By Bryony Welch, now in temporary ordination at Gampo Abbey.
I arrived at Dechen Chöling almost a year ago, in mid-October, a bit dried up. Having just completed my degree in London, I was stressed out, disconnected and feeling unsure of what I wanted from life. I came because I trust in the power of meditation practice to settle the mind and because I felt that the way I’d been approaching life recently was not working.
As an ‘MIA’ – somebody in the Meditation In Action programme, you volunteer in of the departments in Dechen Chöling for several hours during the day. I spent what seemed to be the whole of one long autumn raking leaves into huge piles which we’d then transport to the compost on what is optimistically called a ‘tractor’ (a lawnmower with a trailer attached) and then winter constructing a bench from scratch using pallets which I deconstructed and sanded down. Others cook, clean, and help in the boutique.

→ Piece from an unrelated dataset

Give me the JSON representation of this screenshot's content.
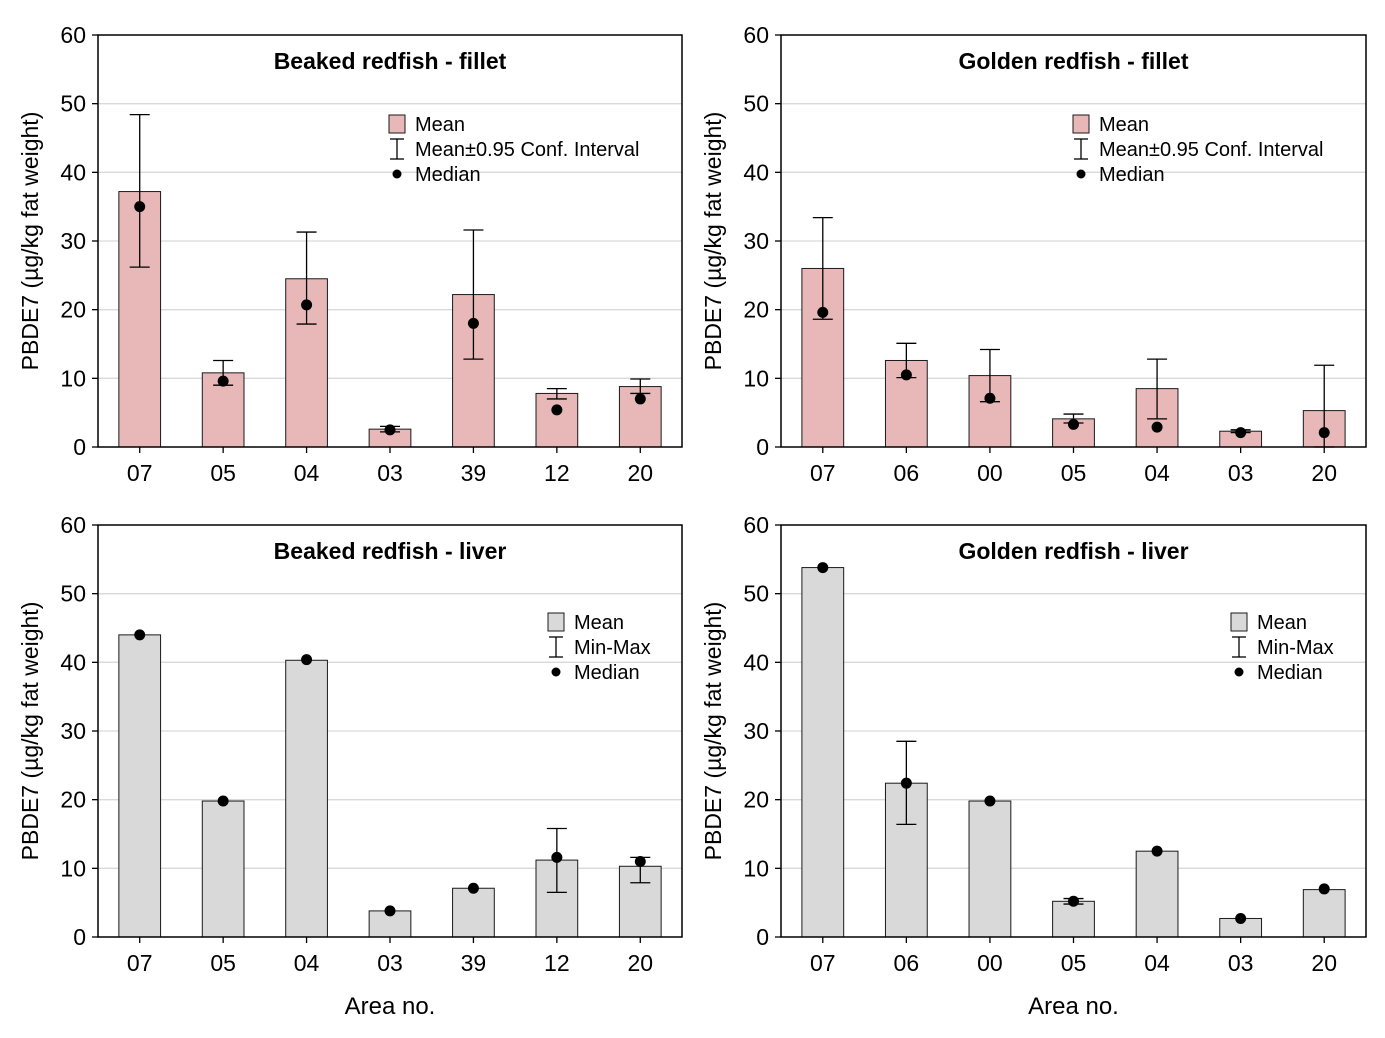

The Buddhist truths of suffering, impermanence are not escaped from in a spiritual community. In a way, they are highlighted as people come and go, dynamics shift. Living within a community provides its own set of challenges, and sometimes there are disagreements, discord, and frustration.
In Shambhala, there has been a crisis involving the Sakyong, the spiritual leader of the organisation and the teacher of the Vajrayana path. Revelations about his behaviour towards his students and followers came out last year, and have provided a knock to the Shambhala communities across the globe which left some of his students feeling disappointed and disillusioned, as well as impacting the centres financially. This has affected Dechen Chöling.
And yet, it is not just suffering and impermanence which are highlighted, but also that we indeed have a precious human life. As an MIA you become attuned to the power we hold within us for using the always look within, to use the obstacles that we face as fuel for our spiritual growth and transformation.
It’s been wonderful to be at Dechen Chöling. I’ve been nurtured in my practice, and my understanding of Buddhism and meditation has expanded and deepened. I have had a lot of fun, with a lot of great people. Having now left Dechen Chöling, I continue to miss it and recommend it to anyone who is looking to develop their practice in a supportive yet relaxed community.